AAES GUIDELINES 8:
POST-OPERATIVE CARE/CURE AND FAILURE
RECOMMENDATION: After successful parathyroidectomy, patients should receive calcium supplements and/or dietary calcium according to the Institute of Medicine Dietary Reference Intakes.
COMMENT: After successful parathyroidectomy, the body needs an increased calcium intake to aid bone remineralisation
RECOMMENDATION: After apparently successful parathyroidectomy, patients who are 25-OH vitamin D deficient should be supplemented to sufficient levels. Once 25-OH vitamin D levels are normalized, patients should be advised to take vitamin D according to the Institute of Medicine Dietary Reference Intakes.
COMMENT: As per the previous recommendation, Vitamin D is essential to aid calcium absorption
RECOMMENDATION: At 6 months, surgeons individually or in conjunction with the multidisciplinary care team should assess post-parathyroidectomy patients for cure and evidence of long-term complications.
COMMENT: Persistent hyperparathyroidism due to a missed extra adenoma can take 6 months to present, so measurement of the serum calcium should always be performed at that time.

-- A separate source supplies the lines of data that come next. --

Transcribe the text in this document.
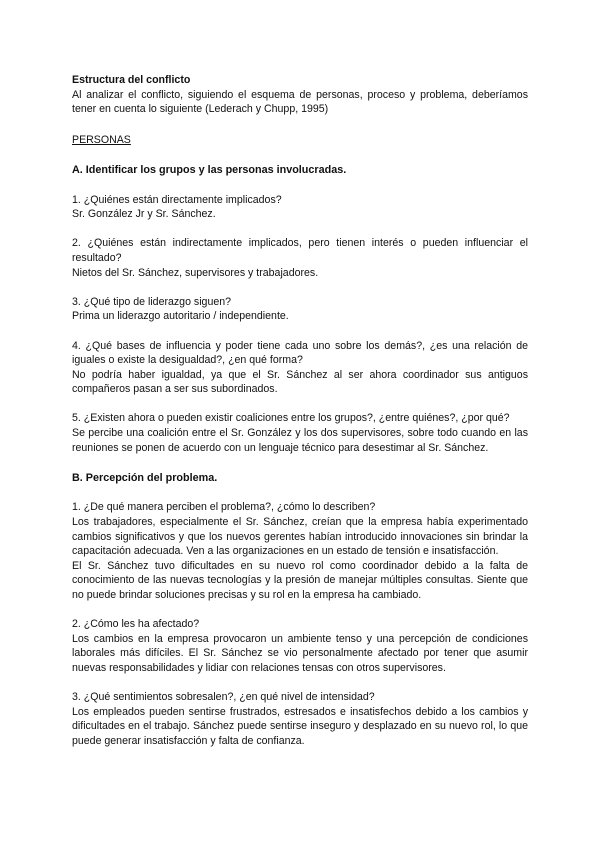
Estructura del conflicto

Al analizar el conflicto, siguiendo el esquema de personas, proceso y problema, deberíamos tener en cuenta lo siguiente (Lederach y Chupp, 1995)

PERSONAS

A. Identificar los grupos y las personas involucradas.

1. ¿Quiénes están directamente implicados?

Sr. González Jr y Sr. Sánchez.

2. ¿Quiénes están indirectamente implicados, pero tienen interés o pueden influenciar el resultado?

Nietos del Sr. Sánchez, supervisores y trabajadores.

3. ¿Qué tipo de liderazgo siguen?

Prima un liderazgo autoritario / independiente.

4. ¿Qué bases de influencia y poder tiene cada uno sobre los demás?, ¿es una relación de iguales o existe la desigualdad?, ¿en qué forma?

No podría haber igualdad, ya que el Sr. Sánchez al ser ahora coordinador sus antiguos compañeros pasan a ser sus subordinados.

5. ¿Existen ahora o pueden existir coaliciones entre los grupos?, ¿entre quiénes?, ¿por qué?

Se percibe una coalición entre el Sr. González y los dos supervisores, sobre todo cuando en las reuniones se ponen de acuerdo con un lenguaje técnico para desestimar al Sr. Sánchez.

B. Percepción del problema.

1. ¿De qué manera perciben el problema?, ¿cómo lo describen?

Los trabajadores, especialmente el Sr. Sánchez, creían que la empresa había experimentado cambios significativos y que los nuevos gerentes habían introducido innovaciones sin brindar la capacitación adecuada. Ven a las organizaciones en un estado de tensión e insatisfacción.

El Sr. Sánchez tuvo dificultades en su nuevo rol como coordinador debido a la falta de conocimiento de las nuevas tecnologías y la presión de manejar múltiples consultas. Siente que no puede brindar soluciones precisas y su rol en la empresa ha cambiado.

2. ¿Cómo les ha afectado?

Los cambios en la empresa provocaron un ambiente tenso y una percepción de condiciones laborales más difíciles. El Sr. Sánchez se vio personalmente afectado por tener que asumir nuevas responsabilidades y lidiar con relaciones tensas con otros supervisores.

3. ¿Qué sentimientos sobresalen?, ¿en qué nivel de intensidad?

Los empleados pueden sentirse frustrados, estresados e insatisfechos debido a los cambios y dificultades en el trabajo. Sánchez puede sentirse inseguro y desplazado en su nuevo rol, lo que puede generar insatisfacción y falta de confianza.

RECOMMENDATION: Cure after parathyroidectomy for pHPT is defined as the reestablishment of normal calcium homeostasis lasting a minimum of 6 months. Patients who are normocalcemic with persistent PTH elevation after parathyroidectomy for pHPT should be evaluated and treated for causes of secondary HPT and if none are present, monitored for recurrent disease at least annually.

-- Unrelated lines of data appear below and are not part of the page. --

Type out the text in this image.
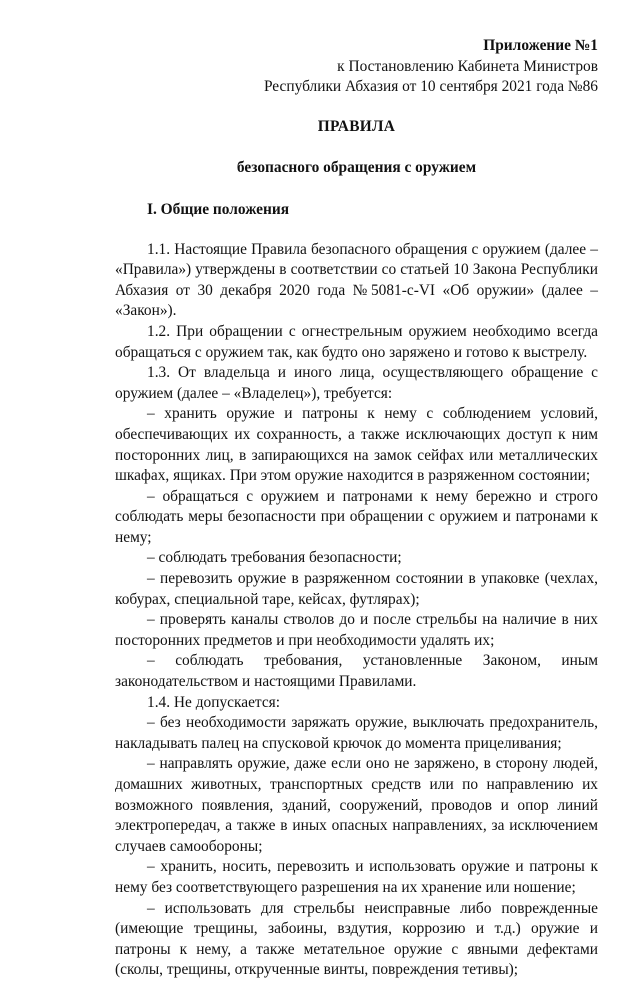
Приложение №1
к Постановлению Кабинета Министров
Республики Абхазия от 10 сентября 2021 года №86
ПРАВИЛА
безопасного обращения с оружием
I. Общие положения

1.1. Настоящие Правила безопасного обращения с оружием (далее – «Правила») утверждены в соответствии со статьей 10 Закона Республики Абхазия от 30 декабря 2020 года №5081-с-VI «Об оружии» (далее – «Закон»).

1.2. При обращении с огнестрельным оружием необходимо всегда обращаться с оружием так, как будто оно заряжено и готово к выстрелу.

1.3. От владельца и иного лица, осуществляющего обращение с оружием (далее – «Владелец»), требуется:

– хранить оружие и патроны к нему с соблюдением условий, обеспечивающих их сохранность, а также исключающих доступ к ним посторонних лиц, в запирающихся на замок сейфах или металлических шкафах, ящиках. При этом оружие находится в разряженном состоянии;

– обращаться с оружием и патронами к нему бережно и строго соблюдать меры безопасности при обращении с оружием и патронами к нему;

– соблюдать требования безопасности;

– перевозить оружие в разряженном состоянии в упаковке (чехлах, кобурах, специальной таре, кейсах, футлярах);

– проверять каналы стволов до и после стрельбы на наличие в них посторонних предметов и при необходимости удалять их;

– соблюдать требования, установленные Законом, иным законодательством и настоящими Правилами.

1.4. Не допускается:

– без необходимости заряжать оружие, выключать предохранитель, накладывать палец на спусковой крючок до момента прицеливания;

– направлять оружие, даже если оно не заряжено, в сторону людей, домашних животных, транспортных средств или по направлению их возможного появления, зданий, сооружений, проводов и опор линий электропередач, а также в иных опасных направлениях, за исключением случаев самообороны;

– хранить, носить, перевозить и использовать оружие и патроны к нему без соответствующего разрешения на их хранение или ношение;

– использовать для стрельбы неисправные либо поврежденные (имеющие трещины, забоины, вздутия, коррозию и т.д.) оружие и патроны к нему, а также метательное оружие с явными дефектами (сколы, трещины, открученные винты, повреждения тетивы);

COMMENT: n about a third of patients the PTH levels will rise again after surgery and remain elevated for 6 to 12 months. This is most likely due to the other glands working harder to aid increased calcium resorption and bone remineralisation. It is not usually of concern and just needs to be checked again at 12 months . If the PTH fails to normalize then at that stage investigation for an extra missed adenoma should be undertaken.
RECOMMENDATION: Long-term cure rates for parathyroidectomy in sporadic pHPT should approach 95-99%
COMMENT: This is the benchmark and if a surgeon is not meeting it, a revised operative approach, such as changed indications in his or hands for MIP, should be considered.